Ce match-là était d’ailleurs passé dans la légende comme un chef-d’œuvre du football maghrébin. Le chroniqueur qui le commentait à la télé algérienne a qualifié le CSS de «Real Madrid» du Maghreb arabe. Le plus bel hommage qu’on puisse rendre à votre club, non?
Oui, il s’agissait de la première édition des coupes maghrébines. Nous avons été battus (2-2 AP, 4 tab 3) en finale par le CR Belcourt des Lalmas, Mokhtar Kalem, Achour Hacène, Selmi, Meziane, Hamiti, Ammar… Leur gardien était Mohamed Abrouk. Une équipe d’une haute teneur technique.
Et de qui se composait le CSS de cette superbe expédition algéroise ?
Lejmi et moi dans les buts, Hmida Sallem, Raouf Najjar, Habib Jerbi et Abdelwahab Trablesi en défense, Ali Graja, Alaya Sassi, Moncef Ben Barka et Abdallah Hajri au milieu, et Habib Trabelsi et Mongi Dalhoum en attaque. Le tout jeune Hamadi Agrebi était remplaçant en finale.

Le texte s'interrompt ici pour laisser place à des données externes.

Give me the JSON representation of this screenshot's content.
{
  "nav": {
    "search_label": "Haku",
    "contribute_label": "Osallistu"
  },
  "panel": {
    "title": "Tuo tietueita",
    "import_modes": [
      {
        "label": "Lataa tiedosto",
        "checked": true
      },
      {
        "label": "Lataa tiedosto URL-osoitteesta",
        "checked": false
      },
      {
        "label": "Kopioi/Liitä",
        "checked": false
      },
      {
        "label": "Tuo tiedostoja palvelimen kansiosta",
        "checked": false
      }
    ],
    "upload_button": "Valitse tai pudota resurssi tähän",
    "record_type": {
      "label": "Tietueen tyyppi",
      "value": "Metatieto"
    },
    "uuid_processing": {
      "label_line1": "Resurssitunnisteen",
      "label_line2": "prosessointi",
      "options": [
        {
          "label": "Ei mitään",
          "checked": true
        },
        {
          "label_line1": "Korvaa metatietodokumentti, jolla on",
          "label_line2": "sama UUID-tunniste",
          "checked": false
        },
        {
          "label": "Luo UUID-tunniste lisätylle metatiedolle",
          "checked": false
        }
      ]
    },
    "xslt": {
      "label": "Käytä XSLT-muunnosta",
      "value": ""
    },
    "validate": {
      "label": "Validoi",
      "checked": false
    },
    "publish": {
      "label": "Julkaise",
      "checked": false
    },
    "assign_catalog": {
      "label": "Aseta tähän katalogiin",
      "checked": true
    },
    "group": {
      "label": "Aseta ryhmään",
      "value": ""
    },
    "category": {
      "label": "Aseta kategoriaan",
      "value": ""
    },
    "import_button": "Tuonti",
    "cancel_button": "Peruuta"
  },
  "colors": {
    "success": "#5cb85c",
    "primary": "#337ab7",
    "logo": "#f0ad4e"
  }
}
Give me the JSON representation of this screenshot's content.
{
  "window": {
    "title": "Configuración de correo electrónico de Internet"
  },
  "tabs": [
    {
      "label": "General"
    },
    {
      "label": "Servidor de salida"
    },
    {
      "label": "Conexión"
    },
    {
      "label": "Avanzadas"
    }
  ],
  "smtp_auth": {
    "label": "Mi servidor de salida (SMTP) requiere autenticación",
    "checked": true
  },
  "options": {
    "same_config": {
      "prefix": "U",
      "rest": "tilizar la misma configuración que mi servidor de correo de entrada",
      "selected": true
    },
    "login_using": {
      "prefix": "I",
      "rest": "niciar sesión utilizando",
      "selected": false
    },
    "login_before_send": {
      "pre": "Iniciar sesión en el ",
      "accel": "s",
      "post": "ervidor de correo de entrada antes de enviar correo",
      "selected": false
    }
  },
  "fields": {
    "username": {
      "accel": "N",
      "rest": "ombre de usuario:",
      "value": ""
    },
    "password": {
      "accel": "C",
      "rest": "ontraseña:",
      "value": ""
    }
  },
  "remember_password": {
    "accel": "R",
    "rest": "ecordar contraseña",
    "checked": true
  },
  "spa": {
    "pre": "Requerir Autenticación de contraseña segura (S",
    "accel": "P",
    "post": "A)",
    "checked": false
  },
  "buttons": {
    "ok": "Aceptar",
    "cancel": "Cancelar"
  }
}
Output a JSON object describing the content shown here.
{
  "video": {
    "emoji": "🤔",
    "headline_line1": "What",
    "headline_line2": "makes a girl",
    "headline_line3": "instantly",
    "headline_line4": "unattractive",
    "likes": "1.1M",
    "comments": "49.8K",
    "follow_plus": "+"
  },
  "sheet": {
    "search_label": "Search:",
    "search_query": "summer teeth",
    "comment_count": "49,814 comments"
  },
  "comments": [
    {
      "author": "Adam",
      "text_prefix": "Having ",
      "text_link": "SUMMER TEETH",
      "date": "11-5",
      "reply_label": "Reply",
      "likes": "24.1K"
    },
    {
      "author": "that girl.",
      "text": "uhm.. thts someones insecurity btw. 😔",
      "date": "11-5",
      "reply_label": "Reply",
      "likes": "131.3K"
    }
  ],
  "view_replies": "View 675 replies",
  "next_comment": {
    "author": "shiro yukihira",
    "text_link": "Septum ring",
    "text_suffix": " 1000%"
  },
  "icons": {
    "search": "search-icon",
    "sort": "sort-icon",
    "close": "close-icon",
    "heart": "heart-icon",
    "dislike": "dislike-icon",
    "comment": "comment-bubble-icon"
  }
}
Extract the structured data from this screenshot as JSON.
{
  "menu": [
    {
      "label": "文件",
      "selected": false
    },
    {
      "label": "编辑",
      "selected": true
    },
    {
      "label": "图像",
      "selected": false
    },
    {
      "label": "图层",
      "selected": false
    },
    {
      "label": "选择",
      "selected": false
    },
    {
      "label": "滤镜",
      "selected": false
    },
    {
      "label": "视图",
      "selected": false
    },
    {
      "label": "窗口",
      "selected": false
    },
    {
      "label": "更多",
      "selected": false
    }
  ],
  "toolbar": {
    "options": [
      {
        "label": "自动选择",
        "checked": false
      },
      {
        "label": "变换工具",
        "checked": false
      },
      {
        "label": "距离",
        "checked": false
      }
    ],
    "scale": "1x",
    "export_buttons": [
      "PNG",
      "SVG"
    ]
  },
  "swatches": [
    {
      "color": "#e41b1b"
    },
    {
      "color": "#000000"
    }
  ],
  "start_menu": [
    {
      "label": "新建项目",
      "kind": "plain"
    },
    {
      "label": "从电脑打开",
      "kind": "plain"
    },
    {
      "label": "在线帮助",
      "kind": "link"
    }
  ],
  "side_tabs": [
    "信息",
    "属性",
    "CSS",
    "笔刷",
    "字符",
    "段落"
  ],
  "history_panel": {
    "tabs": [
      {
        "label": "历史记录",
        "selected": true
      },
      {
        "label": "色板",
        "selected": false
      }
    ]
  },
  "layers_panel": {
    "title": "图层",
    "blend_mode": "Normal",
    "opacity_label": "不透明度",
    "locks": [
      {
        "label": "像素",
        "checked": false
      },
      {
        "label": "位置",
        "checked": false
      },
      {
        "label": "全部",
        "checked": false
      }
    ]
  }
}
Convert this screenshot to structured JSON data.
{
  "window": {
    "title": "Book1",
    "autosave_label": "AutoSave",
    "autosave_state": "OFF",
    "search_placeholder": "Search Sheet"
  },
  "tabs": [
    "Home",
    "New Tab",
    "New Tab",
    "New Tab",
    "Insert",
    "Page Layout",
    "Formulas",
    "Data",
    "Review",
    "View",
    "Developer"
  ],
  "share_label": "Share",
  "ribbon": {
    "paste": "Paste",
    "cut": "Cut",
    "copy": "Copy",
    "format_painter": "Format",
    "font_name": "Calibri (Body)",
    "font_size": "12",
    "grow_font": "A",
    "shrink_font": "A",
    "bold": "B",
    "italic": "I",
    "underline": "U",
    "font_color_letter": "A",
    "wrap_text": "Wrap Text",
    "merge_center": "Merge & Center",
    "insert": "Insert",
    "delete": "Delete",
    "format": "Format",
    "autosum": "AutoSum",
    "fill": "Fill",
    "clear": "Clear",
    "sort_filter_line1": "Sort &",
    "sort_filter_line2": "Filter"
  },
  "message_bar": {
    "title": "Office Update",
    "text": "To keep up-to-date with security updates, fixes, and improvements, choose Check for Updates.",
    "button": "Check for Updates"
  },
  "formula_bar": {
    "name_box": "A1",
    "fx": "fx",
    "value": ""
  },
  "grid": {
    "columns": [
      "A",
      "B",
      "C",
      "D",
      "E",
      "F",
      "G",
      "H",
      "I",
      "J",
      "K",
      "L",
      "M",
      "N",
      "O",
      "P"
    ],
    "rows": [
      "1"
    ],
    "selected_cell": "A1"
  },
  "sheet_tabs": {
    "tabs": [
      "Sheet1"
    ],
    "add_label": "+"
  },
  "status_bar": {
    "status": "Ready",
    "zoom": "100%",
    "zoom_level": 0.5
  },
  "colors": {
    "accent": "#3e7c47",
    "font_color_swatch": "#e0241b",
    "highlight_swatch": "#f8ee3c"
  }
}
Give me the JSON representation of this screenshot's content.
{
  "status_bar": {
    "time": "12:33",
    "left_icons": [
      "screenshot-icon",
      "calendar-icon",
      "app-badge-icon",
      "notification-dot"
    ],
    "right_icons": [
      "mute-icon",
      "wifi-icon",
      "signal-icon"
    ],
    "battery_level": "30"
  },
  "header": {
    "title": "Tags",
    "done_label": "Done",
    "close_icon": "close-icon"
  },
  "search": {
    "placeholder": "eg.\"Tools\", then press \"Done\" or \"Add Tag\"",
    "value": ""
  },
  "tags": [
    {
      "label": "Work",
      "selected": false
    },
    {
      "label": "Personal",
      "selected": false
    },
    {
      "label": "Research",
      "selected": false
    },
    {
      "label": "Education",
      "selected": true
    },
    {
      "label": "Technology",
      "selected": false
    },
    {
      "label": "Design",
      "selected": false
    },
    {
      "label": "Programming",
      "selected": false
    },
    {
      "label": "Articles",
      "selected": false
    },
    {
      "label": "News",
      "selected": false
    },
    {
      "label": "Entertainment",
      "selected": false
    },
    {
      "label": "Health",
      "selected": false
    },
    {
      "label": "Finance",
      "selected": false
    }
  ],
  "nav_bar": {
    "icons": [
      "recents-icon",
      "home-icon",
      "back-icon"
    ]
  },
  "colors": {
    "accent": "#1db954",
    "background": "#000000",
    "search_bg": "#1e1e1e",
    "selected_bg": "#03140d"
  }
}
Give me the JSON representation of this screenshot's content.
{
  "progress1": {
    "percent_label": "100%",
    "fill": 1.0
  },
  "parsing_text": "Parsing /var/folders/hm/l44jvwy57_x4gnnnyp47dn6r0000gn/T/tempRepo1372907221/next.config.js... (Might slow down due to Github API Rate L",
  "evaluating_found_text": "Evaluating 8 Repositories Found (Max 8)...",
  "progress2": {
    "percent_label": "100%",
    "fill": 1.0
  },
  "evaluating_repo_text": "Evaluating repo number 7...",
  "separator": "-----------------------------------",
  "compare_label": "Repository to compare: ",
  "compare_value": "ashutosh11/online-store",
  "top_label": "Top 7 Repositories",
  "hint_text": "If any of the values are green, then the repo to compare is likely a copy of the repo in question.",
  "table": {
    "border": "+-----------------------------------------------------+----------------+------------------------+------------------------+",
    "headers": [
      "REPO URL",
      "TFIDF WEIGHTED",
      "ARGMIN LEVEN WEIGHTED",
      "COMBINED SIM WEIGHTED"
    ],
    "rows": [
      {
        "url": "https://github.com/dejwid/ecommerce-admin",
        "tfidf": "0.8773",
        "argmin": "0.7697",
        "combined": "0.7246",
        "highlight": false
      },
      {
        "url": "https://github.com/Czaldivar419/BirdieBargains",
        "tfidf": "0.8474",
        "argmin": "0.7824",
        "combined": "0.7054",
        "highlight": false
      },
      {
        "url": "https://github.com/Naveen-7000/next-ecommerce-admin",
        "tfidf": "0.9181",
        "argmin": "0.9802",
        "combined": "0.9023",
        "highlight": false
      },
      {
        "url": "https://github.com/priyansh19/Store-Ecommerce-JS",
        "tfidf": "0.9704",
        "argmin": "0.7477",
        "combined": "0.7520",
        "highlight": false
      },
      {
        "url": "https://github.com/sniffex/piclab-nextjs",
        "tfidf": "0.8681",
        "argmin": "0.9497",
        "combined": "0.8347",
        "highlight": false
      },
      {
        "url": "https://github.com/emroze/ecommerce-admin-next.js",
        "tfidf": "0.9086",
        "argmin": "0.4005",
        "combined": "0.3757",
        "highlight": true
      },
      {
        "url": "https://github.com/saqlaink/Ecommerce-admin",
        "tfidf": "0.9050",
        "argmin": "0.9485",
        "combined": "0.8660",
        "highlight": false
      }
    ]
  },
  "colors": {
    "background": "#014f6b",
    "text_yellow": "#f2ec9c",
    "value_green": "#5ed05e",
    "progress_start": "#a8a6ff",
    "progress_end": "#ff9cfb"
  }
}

Quels furent vos entraîneurs ?
Rachid Daoud, Ahmed Ounannès et Sadok Msakni chez les jeunes. Milan Kristic, Gregorz Georgevic, Radojica Radojicic, Jivco Popadic, Ammar Nahali et Mongi Delhoum avec les seniors.
Quel technicien vous a marqué le plus ?
Incontestablement Kristic. Il veillait aux destinées de toutes les catégories, et c’était l’homme à tout faire. Il se rendait le soir dans les foyers des joueurs pour surveiller leur hygiène de vie, pour savoir s’ils étaient de bonne heure au lit ou pas. Sa voiture, tout le monde a fini par la connaître…
Quel est votre meilleur souvenir?
J’étais le plus jeune parmi un effectif d’une classe limpide. La finale 1970 du championnat maghrébin a été un grand moment dans ma carrière.
Et le plus mauvais ?
Le match contre l’Union Sportive Tunisienne, perdu (3-1). J’étais en période d’examens. De plus, j’étais malade, et je n’en ai pas informé notre entraîneur. Cela m’a valu de rater certaines interventions qui nous coûtèrent cher.
Quelle différence trouvez-vous entre le foot d’hier et celui d’aujourd’hui ?
Jadis, le jeu était à base de possession de la balle, de longs échanges et de spectacle. Maintenant, on cherche plutôt le jeu direct, les longs centrages. Le CSS, lui-même, a épousé un football «basique», s’adaptant aux exigences de l’heure. Mais dans le fond, le plus grand changement a trait aux moyens investis.
Quelles sont les qualités d’un bon gardien de but, le poste où vous avez fait votre carrière ?
Le courage avant tout, car un portier ne doit craindre personne. La concentration, la lecture du jeu et la détente aussi. Aujourd’hui, on exige du portier d’être une sorte de libéro comme le fait parfaitement le gardien de la sélection allemande, Manuel Neuer. Il doit participer au déclenchement de l’attaque.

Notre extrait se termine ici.